一方で、認知バイアスとは関係のない現象についても、認知バイアスの文脈で語られているものが少なくありません。例えば、男性より女性の管理職登用数が少ないことは、「女性は管理職に向かない」と判断する認知バイアスの影響が考えられるといわれます。しかし、女性の管理職候補者の数が男性よりも少ないために、同じ確率で選ばれると女性の数が少なくなるという、単純に母数の問題かもしれません。その場合、数の単純比較や、管理職の全体のうち何%が女性かというシェアで考えるよりは、各性別の管理職候補者・希望者の中から何%の人が実際に管理職に就任できたかという、昇任の率で比較したほうがよいでしょう。
――何でもかんでも認知バイアスに結び付けてしまってはいけませんね。
母数の問題をクリアしたとしても、女性管理職の数が少ないのは、「統計的差別」である場合もあります。単に性別とパフォーマンスの関係を示したデータに基づいて、管理職への登用の可否を判断した結果、女性よりも男性のほうが登用されることが多く、それを見ていた他の女性社員が「努力しても『ガラスの天井』があるから昇進は無理だ」と考えて努力を控え、その結果、パフォーマンスだけ見ても女性の登用が難しくなるということもあるからです。
最初の時点で女性がパフォーマンスを発揮できなかったのは、家事育児の負担が女性に集中するという、社会的な性別役割に基づく行動期待が強固だったからかもしれません。それが最初に考慮されずに、単に性別とパフォーマンスの関係だけ見ていたためにこのような状況になったと考えられます。

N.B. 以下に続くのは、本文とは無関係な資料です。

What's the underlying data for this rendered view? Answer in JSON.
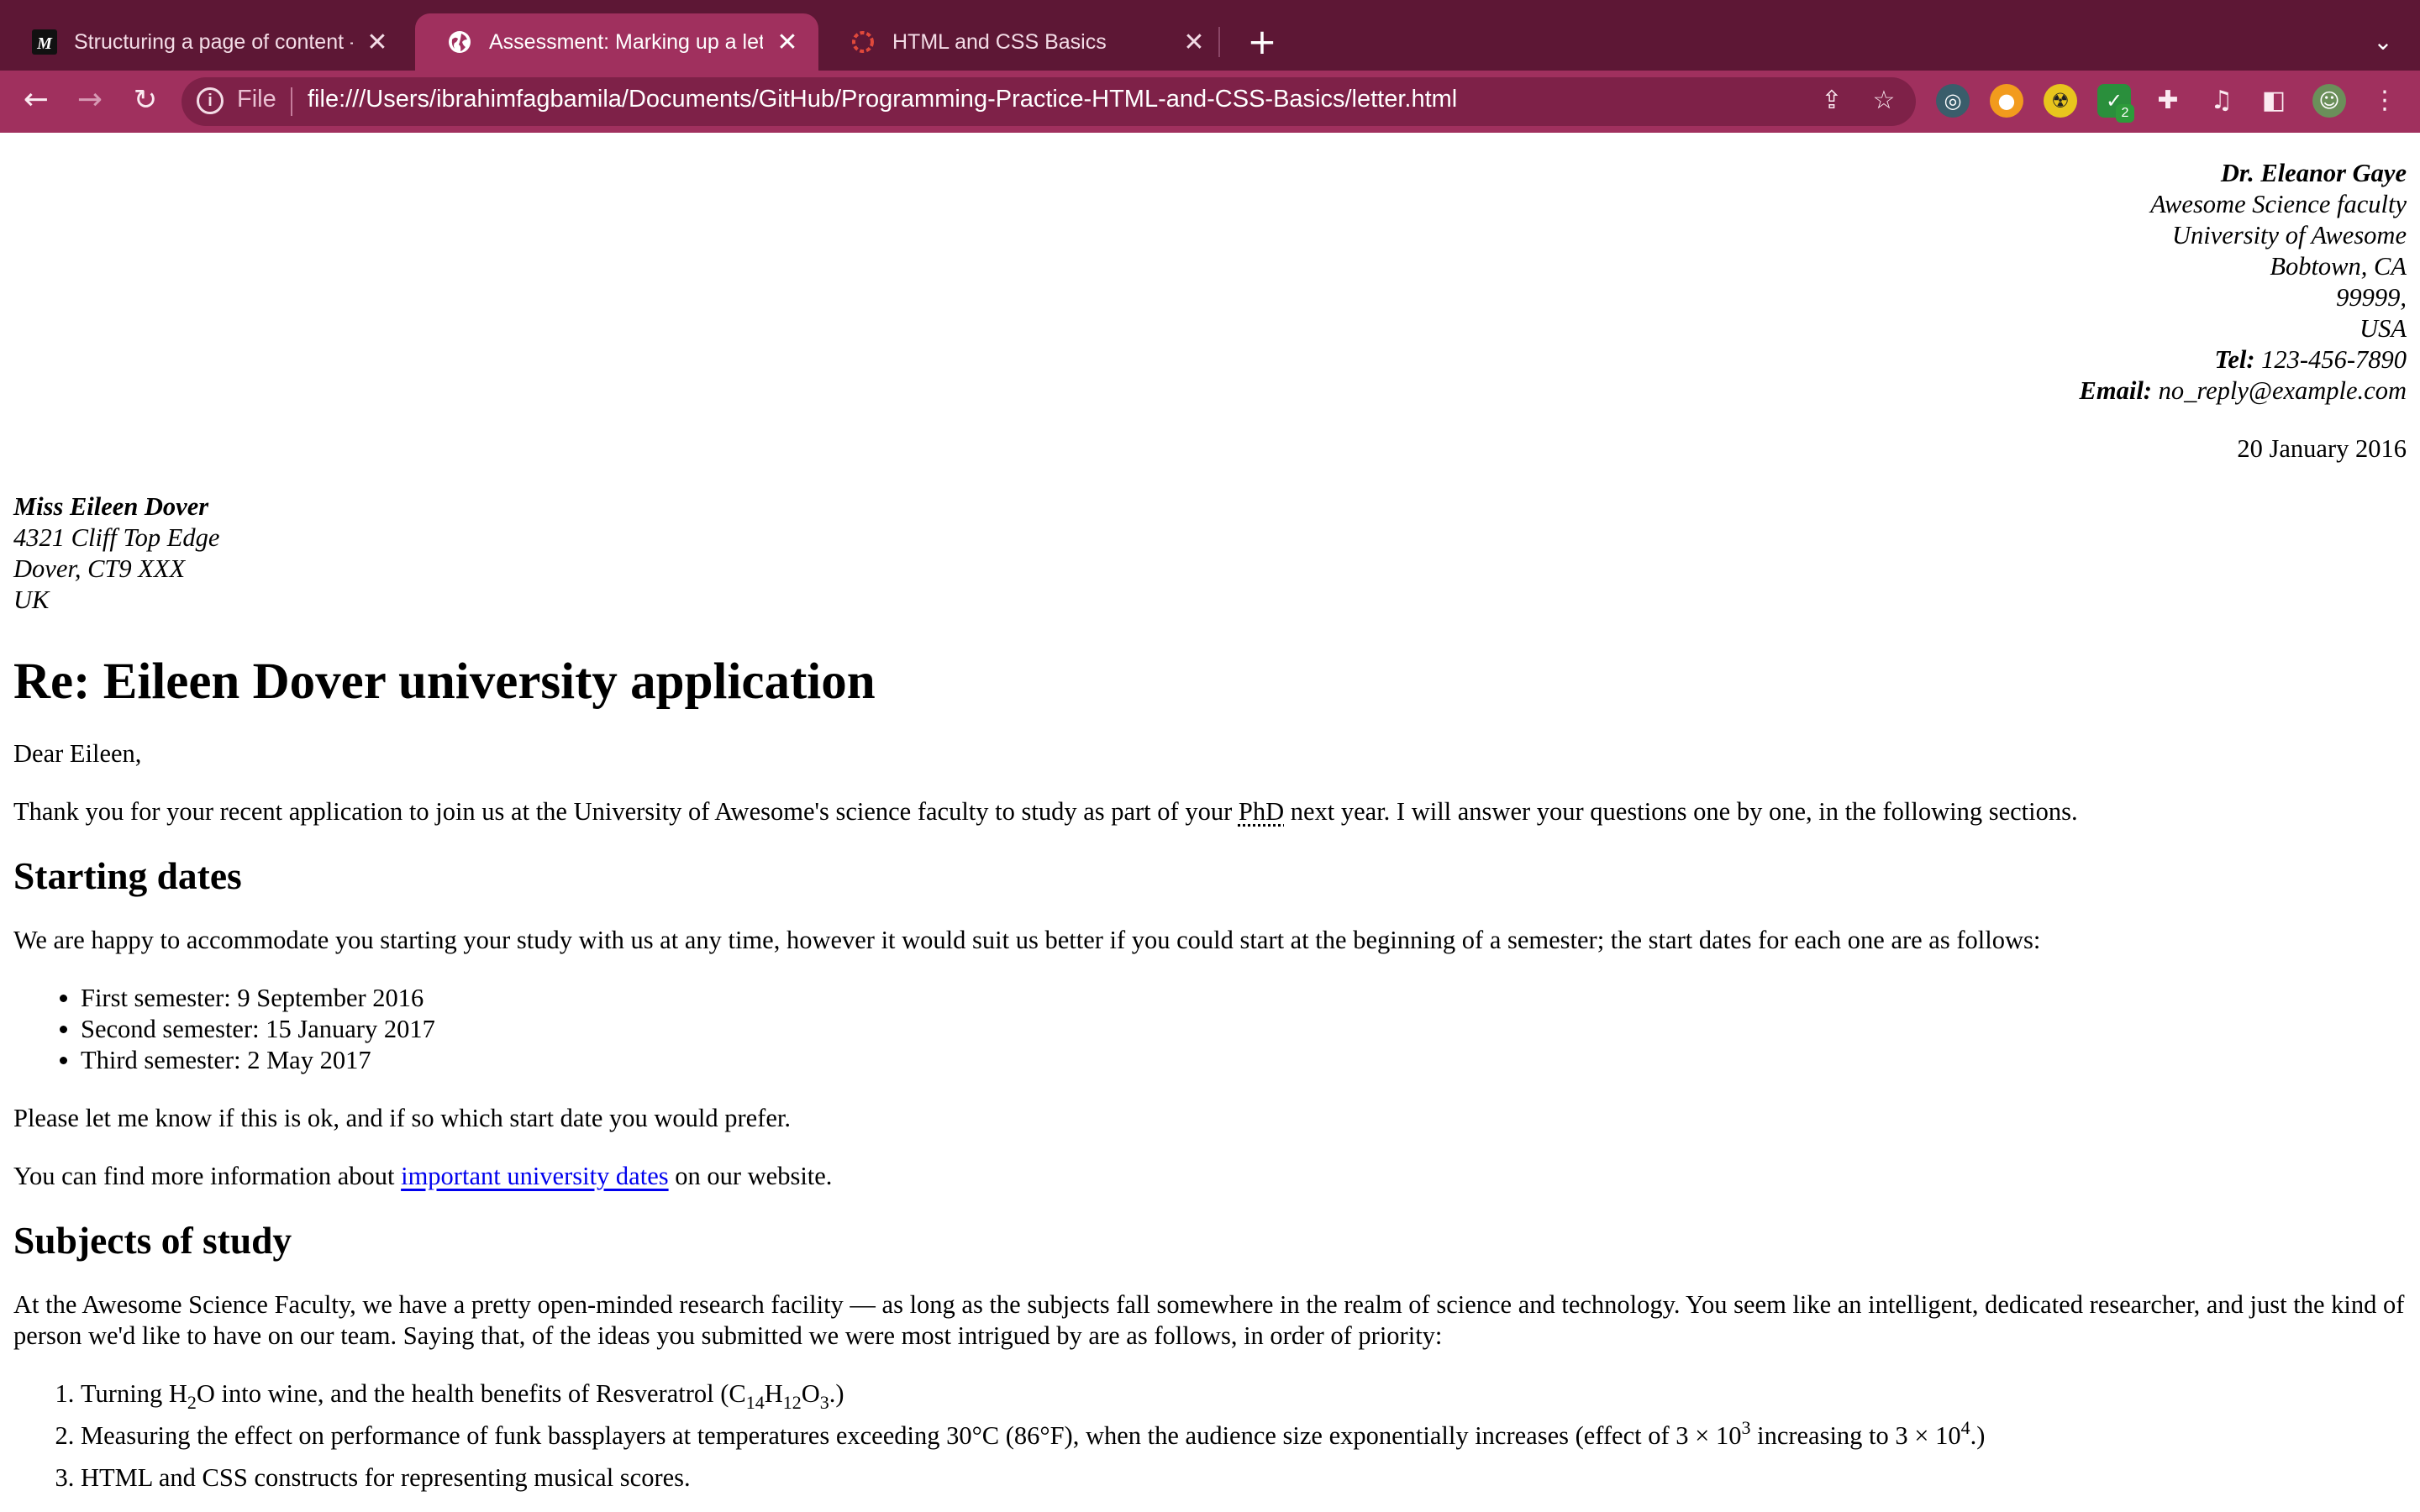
{
  "browser": {
    "tabs": [
      {
        "title": "Structuring a page of content -",
        "favicon": "mdn-logo-icon",
        "active": false
      },
      {
        "title": "Assessment: Marking up a letter",
        "favicon": "globe-icon",
        "active": true
      },
      {
        "title": "HTML and CSS Basics",
        "favicon": "loading-spinner-icon",
        "active": false
      }
    ],
    "new_tab": "+",
    "address": {
      "scheme_label": "File",
      "url": "file:///Users/ibrahimfagbamila/Documents/GitHub/Programming-Practice-HTML-and-CSS-Basics/letter.html"
    },
    "extension_badge": "2",
    "colors": {
      "tabbar": "#5d1735",
      "toolbar": "#a0305e",
      "omnibox": "#7e2148"
    }
  },
  "letter": {
    "sender": {
      "name": "Dr. Eleanor Gaye",
      "lines": [
        "Awesome Science faculty",
        "University of Awesome",
        "Bobtown, CA",
        "99999,",
        "USA"
      ],
      "tel_label": "Tel:",
      "tel": "123-456-7890",
      "email_label": "Email:",
      "email": "no_reply@example.com"
    },
    "date": "20 January 2016",
    "recipient": {
      "name": "Miss Eileen Dover",
      "lines": [
        "4321 Cliff Top Edge",
        "Dover, CT9 XXX",
        "UK"
      ]
    },
    "heading": "Re: Eileen Dover university application",
    "greeting": "Dear Eileen,",
    "intro_before": "Thank you for your recent application to join us at the University of Awesome's science faculty to study as part of your ",
    "intro_abbr": "PhD",
    "intro_after": " next year. I will answer your questions one by one, in the following sections.",
    "section1": {
      "title": "Starting dates",
      "para": "We are happy to accommodate you starting your study with us at any time, however it would suit us better if you could start at the beginning of a semester; the start dates for each one are as follows:",
      "dates": [
        "First semester: 9 September 2016",
        "Second semester: 15 January 2017",
        "Third semester: 2 May 2017"
      ],
      "followup": "Please let me know if this is ok, and if so which start date you would prefer.",
      "more_before": "You can find more information about ",
      "more_link": "important university dates",
      "more_after": " on our website."
    },
    "section2": {
      "title": "Subjects of study",
      "para": "At the Awesome Science Faculty, we have a pretty open-minded research facility — as long as the subjects fall somewhere in the realm of science and technology. You seem like an intelligent, dedicated researcher, and just the kind of person we'd like to have on our team. Saying that, of the ideas you submitted we were most intrigued by are as follows, in order of priority:",
      "item1": {
        "a": "Turning H",
        "b": "2",
        "c": "O into wine, and the health benefits of Resveratrol (C",
        "d": "14",
        "e": "H",
        "f": "12",
        "g": "O",
        "h": "3",
        "i": ".)"
      },
      "item2": {
        "a": "Measuring the effect on performance of funk bassplayers at temperatures exceeding 30°C (86°F), when the audience size exponentially increases (effect of 3 × 10",
        "b": "3",
        "c": " increasing to 3 × 10",
        "d": "4",
        "e": ".)"
      },
      "item3": "HTML and CSS constructs for representing musical scores."
    }
  }
}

この状況では、最初は統計的データに基づいてパフォーマンスの優れた人を管理職に登用するという判断が行われたものですが、その結果が将来の女性管理職候補者に対して「頑張っても無駄だ」という予期を植え付けることになり、その結果ますます採用されることが難しくなるフィードバックループができるという、構造的な問題です。これを「統計的差別」と呼び、社会学では古典的な概念です。これ以外にもさまざまな組織の構造要因があります。こういった要因を無視して、すべてを認知バイアスで説明することは難しいと思います。
とはいうものの、認知バイアスがかかっていないかを考慮した上で意思決定や評価ができれば、他者に対する無用なネガティブ感情も減るでしょう。認知バイアスに対し、皆が理解を深めることで、人をむやみに非難することも減り、より良い職場環境、住みやすい世の中につながると信じています。
――今後、深めていきたい研究テーマがあれば教えてください。
現在、興味を持って取り組んでいるテーマが2つあります。まず1つは、裁判官の判断における認知バイアスの研究です。裁判官は、常に公平公正な判断を求められる存在です。そのための訓練も受けていますし、裁判制度には認知バイアスを軽減させるルールも存在します。しかし、人間である以上、認知バイアスの影響から完全に逃れることは難しいと考えます。今後、科学的研究によって裁判官の認知バイアスを明らかにしていき、近々、本にまとめたいと考えています。
2つ目は、デジタル時代における認知バイアス、つまりAIと認知バイアスの関係についてです。ChatGPTなどの大規模言語モデルは、世の中に存在する大量のデータを基に学習し、私たちの質問に答えたり、作業をしたりする仕組みになっています。しかし、人間のインプットが必要であるAIには、最初の学習データに認知バイアスが混入しているという問題も潜んでいます。
例えば、企業の採用においてAIを活用することが増えてきていますが、単純な情報を組み合わせてAIが導き出した「女性は男性より離職率が高い」といった結果を基に採用を判断すれば、男性のほうに有利に働きます。このようなAIの判断の原因は、「統計的差別」の結果生じた人事判断だったのかもしれません。AIの認知バイアスには、こうした差別的なもの以外にも多くの問題が存在すると思うので、総合的に探究し、その結果を広く普及させていきたいと考えています。
※文中の内容・肩書等はすべて掲載当時のものです。